Segundo Francisco Almada Lobo, CEO e cofundador da Critical Manufacturing, as condições dos contratos de trabalho estão em linha com o que oferece a concorrência direta no que toca a remunerações, flexibilidade e benefícios. No entanto, sublinha, há um aspeto diferenciador: o centro de decisão é nacional. Na Critical Manufacturing, "desenvolvem-se soluções made in Portugal para o mundo", sendo que esta é uma área "extremamente aliciante", que "está a ajudar a concretizar a quarta revolução industrial", realça o gestor.
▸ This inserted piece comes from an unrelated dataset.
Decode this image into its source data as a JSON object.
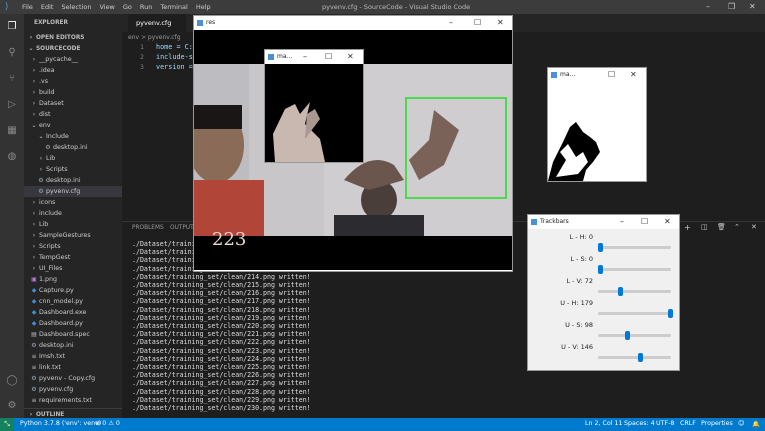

Investimento de dois milhões

Para acompanhar o crescimento dos recursos humanos e também para criar melhores condições para o modelo de trabalho híbrido que quer implementar, vai ser realizado um investimento de dois milhões de euros no espaço de 3500 metros quadrados que ocupa no Tecmaia - Parque de Ciência e Tecnologia da Maia. O foco está na reformulação das áreas, com vista à coabitação de soluções habituais de trabalho, como secretárias, e de zonas de caráter colaborativo, com sistemas de videoconferência. Atualmente, 99% dos colaboradores da Critical Manufacturing continuam em teletrabalho, sem se registar quebra de produtividade nestes quase dois anos de pandemia. Contudo, Francisco Almada Lobo não acredita num regime laboral 100% remoto, antes numa alternância entre os modelos presencial e digital. E até admite que se neste momento todos os funcionários regressassem ao escritório, depois das contratações em 2021, seria difícil acomodar todos.

A Critical Manufacturing trabalha, desde a sua criação, a 100% para o mercado externo. Como refere o presidente executivo, "somos, desde a génese, uma empresa global, que trabalha soluções para indústrias de alta tecnologia no centro da Europa, Ásia, com destaque para a China, e Estados Unidos". Na Maia, é criado software de gestão da produção, que permite verificar as linhas industriais a níveis como qualidade, processos de fabrico, manutenção de equipamentos ou rastreabilidade, e mais recentemente soluções nas áreas da automação e da análise de dados. Estes produtos têm sido adquiridos por empresas de semicondutores como a Infineon, Osram, Philips e Wolfspeed, de dispositivos médicos como a B. Braun e a Medtronic, e de eletrónica como a TDK. São mais de 80 clientes, essencialmente grupos de grande dimensão, sublinha o gestor.

A Critical Manufacturing é detida, desde 2018, a mais de 90% pelo grupo ASM, com sede em Singapura e cotado na Bolsa de Hong Kong. Foi com esta aquisição que o líder mundial de equipamentos para semicondutores entrou na atividade do software, sendo que perspetiva criar uma área de negócio neste domínio. O restante capital está nas mãos de um conjunto de quadros fundadores.